Our hope is that this definition of map in terms of the structure of List' results in the same behaviour as the definition given for List. To check this, we’ll start with a mapping on In FNil, which is isomorphic to Nil:

map_List' map_a (In FNil)
= {- definition map_List' -}
map_Mu (map_FList map_a) (In FNil)
= {- definition map_Mu -}
In (map_FList map_a (map_Mu (map_FList map_a)) FNil)
= {- definition map_FList -}
In FNil

So far, so good.

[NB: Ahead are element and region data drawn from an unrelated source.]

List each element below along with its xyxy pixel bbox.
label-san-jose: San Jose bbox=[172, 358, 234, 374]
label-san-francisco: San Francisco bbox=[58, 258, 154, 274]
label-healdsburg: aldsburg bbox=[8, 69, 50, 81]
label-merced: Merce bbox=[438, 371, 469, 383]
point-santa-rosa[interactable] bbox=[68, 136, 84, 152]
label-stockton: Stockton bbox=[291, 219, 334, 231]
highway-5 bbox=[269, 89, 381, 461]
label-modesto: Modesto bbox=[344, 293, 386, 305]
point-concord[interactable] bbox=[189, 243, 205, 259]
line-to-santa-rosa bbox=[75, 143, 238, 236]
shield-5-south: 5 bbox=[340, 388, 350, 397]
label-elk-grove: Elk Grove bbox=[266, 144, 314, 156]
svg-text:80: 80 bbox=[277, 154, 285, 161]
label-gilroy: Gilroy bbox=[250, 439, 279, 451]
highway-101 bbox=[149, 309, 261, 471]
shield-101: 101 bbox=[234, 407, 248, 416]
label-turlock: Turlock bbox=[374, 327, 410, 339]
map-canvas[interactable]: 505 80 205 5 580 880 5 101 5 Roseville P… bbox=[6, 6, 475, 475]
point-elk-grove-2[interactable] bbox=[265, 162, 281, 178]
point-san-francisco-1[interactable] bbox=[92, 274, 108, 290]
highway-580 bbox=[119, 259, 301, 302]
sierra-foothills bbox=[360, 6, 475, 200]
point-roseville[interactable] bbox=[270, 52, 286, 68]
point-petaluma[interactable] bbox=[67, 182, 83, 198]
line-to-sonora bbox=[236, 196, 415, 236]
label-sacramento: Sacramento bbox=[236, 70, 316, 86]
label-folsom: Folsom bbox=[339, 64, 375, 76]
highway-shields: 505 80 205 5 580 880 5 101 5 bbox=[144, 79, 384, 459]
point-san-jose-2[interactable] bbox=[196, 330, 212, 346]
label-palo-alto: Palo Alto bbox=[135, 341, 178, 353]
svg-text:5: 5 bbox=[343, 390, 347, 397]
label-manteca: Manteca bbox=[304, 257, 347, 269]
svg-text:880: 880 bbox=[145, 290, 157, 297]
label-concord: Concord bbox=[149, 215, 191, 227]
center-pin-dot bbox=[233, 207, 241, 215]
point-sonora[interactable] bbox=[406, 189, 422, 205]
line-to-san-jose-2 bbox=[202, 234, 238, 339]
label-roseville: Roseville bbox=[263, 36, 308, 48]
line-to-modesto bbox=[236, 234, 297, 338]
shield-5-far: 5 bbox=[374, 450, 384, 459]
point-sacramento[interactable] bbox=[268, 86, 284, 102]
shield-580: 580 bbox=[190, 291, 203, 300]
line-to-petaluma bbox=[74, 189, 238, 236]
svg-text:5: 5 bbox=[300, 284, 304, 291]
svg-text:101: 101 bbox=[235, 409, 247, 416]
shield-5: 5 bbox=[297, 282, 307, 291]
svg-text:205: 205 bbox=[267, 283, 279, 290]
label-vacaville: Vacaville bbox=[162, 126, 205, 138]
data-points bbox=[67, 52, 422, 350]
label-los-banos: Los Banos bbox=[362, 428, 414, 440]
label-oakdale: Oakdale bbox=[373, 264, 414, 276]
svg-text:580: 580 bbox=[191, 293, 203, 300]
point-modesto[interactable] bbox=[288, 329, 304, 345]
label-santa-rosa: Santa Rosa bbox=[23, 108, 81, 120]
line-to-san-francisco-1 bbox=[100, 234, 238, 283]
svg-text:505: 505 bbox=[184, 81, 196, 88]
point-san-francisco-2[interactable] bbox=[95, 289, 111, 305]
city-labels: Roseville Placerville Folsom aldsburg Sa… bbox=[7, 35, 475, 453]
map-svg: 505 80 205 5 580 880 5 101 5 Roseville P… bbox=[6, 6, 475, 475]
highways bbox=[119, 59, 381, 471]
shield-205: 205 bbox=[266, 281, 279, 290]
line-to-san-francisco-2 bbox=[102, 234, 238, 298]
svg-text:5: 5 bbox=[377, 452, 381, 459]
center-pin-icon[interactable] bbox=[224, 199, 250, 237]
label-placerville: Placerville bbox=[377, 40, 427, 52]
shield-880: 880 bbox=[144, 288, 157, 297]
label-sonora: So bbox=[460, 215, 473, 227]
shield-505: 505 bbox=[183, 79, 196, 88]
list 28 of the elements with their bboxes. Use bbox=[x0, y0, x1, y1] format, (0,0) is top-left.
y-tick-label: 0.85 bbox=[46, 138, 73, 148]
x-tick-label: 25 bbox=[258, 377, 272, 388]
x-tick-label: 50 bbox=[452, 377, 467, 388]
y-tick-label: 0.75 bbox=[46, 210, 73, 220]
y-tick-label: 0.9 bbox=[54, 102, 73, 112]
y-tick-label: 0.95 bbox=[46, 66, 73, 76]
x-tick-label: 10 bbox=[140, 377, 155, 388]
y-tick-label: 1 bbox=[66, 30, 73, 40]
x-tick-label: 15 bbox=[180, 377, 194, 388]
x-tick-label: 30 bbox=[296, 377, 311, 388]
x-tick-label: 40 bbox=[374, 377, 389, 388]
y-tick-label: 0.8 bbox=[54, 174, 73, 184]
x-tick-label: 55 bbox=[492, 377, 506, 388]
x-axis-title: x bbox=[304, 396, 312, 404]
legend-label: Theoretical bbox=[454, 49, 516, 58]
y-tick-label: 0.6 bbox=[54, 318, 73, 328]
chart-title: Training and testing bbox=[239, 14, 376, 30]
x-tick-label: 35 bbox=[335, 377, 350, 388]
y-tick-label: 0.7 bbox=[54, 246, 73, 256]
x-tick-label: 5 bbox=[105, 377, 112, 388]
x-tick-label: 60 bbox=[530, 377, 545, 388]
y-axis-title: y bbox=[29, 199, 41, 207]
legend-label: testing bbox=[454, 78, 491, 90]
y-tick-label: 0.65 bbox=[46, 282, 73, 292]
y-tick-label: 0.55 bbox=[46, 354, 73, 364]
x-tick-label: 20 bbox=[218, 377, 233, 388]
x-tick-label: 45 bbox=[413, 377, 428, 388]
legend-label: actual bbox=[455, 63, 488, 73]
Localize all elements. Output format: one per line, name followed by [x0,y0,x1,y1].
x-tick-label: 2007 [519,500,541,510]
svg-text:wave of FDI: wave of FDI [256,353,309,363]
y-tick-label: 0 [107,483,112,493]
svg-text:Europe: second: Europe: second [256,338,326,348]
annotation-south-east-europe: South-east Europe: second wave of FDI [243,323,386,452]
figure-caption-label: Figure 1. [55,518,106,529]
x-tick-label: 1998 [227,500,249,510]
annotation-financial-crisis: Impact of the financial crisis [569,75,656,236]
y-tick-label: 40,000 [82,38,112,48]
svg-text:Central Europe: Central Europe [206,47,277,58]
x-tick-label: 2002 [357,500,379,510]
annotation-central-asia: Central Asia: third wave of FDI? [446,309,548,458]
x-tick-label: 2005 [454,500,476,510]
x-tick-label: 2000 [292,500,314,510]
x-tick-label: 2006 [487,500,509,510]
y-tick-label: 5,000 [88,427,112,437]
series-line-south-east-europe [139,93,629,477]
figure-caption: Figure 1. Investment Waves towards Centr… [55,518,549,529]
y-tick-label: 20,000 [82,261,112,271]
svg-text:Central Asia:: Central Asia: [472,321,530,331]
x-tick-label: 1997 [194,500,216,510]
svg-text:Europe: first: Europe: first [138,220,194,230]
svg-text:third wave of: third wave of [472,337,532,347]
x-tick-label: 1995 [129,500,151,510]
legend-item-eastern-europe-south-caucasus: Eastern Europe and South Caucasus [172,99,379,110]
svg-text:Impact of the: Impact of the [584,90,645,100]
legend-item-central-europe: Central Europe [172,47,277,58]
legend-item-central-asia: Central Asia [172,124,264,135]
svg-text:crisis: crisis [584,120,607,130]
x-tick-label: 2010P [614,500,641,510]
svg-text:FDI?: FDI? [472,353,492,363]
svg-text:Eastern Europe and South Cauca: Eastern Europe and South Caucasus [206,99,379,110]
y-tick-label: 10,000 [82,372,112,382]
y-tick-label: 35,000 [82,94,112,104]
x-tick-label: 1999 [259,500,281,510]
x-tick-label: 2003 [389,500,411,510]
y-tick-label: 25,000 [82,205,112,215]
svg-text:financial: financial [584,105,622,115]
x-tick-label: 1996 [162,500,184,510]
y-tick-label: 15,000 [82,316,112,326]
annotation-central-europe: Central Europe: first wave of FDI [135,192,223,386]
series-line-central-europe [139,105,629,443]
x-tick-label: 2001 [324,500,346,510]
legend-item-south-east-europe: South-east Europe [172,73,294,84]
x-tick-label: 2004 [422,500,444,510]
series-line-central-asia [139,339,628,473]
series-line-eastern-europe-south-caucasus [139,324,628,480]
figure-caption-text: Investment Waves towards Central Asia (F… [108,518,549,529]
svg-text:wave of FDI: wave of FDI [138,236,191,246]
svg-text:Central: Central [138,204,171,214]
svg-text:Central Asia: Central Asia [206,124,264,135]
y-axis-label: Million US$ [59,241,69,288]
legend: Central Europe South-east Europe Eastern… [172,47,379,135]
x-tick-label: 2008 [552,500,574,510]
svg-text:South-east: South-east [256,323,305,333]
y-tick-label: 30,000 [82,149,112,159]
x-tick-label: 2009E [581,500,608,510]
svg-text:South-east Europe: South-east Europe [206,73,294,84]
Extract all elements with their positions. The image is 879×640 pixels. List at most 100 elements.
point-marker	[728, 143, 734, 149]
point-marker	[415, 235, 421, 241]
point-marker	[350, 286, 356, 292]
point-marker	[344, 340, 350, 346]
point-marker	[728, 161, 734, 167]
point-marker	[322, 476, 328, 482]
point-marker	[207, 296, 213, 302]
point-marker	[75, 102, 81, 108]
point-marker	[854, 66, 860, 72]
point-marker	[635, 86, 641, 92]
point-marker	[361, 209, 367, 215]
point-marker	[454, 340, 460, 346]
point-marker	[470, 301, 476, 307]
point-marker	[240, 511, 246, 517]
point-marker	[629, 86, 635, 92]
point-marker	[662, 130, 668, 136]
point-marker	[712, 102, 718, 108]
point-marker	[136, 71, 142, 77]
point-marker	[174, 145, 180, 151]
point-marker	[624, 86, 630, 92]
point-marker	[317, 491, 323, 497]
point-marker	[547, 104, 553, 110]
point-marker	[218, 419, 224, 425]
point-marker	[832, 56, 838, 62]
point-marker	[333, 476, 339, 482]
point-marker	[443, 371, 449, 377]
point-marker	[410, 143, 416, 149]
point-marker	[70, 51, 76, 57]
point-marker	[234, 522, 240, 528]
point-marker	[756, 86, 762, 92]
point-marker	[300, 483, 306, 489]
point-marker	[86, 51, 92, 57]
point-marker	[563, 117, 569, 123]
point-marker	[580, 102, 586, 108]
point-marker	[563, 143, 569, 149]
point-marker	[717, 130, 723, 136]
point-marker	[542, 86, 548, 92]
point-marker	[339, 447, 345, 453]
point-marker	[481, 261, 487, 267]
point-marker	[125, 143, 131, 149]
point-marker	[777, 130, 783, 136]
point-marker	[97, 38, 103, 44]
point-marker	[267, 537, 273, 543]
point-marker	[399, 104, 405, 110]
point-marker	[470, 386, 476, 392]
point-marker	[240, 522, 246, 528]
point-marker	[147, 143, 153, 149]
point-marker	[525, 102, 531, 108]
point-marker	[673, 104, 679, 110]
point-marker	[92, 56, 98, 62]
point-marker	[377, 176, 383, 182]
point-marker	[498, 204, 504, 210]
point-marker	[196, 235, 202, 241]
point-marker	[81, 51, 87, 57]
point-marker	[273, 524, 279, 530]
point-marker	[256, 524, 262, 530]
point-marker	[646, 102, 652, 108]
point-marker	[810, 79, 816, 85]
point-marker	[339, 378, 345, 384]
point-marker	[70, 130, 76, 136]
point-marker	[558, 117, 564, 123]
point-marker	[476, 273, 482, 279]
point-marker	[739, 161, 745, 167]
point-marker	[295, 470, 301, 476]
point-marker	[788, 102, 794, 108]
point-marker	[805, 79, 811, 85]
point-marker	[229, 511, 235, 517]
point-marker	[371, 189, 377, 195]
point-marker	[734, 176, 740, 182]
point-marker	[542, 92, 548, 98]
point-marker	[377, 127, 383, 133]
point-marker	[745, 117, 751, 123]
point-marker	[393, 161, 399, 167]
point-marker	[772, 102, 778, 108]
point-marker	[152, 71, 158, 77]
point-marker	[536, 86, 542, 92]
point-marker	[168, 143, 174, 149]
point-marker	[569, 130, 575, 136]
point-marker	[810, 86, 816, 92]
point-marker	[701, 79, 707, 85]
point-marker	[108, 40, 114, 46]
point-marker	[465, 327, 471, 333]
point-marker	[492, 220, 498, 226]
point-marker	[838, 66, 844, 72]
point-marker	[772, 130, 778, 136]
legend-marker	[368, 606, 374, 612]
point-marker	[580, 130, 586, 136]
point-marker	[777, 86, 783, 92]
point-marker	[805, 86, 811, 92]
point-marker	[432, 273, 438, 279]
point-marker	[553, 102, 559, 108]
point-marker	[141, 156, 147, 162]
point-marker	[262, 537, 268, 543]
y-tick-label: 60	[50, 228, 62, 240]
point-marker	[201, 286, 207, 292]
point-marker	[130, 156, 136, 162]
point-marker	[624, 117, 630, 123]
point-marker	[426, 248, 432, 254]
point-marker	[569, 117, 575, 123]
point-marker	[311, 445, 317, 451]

Now let’s verify that In (FCons a list) gives back what we expect:

map_List' map_a (In (FCons a list))
= {- definition map_List' -}
map_Mu (map_FList map_a) (In (FCons a list))
= {- definition map_Mu -}
In (map_FList map_a (map_Mu (map_FList map_a)) (FCons a list))
= {- definition map_FList -}
In (FCons (map_a a) ((map_Mu (map_FList map_a)) list))
= {- definition map_List' -}
In (FCons (map_a a) (map_List' map_a list))

Hurrah! Using the induction hypothesis, we can see that we’ve arrived back where we started, and our definition of map_List' does indeed provide a result that’s isomorphic to a simple map_List we wrote at the start of this article.

## Conclusion

One question which you might rightly raise at this point is: why bother with all this machinery? Well, the definition of Mu is really quite generic, which means that as long as we can provide a base functor of a type, including the mapping for that base functor, then we can automatically make use of the mapping for the type.

Of course, not all types fit this recursion scheme, but given the work found in Adjoint Folds and Unfolds, also by Ralf Hinze, (and an excellent read), this method can be generalised to encompass a much broader selection of types.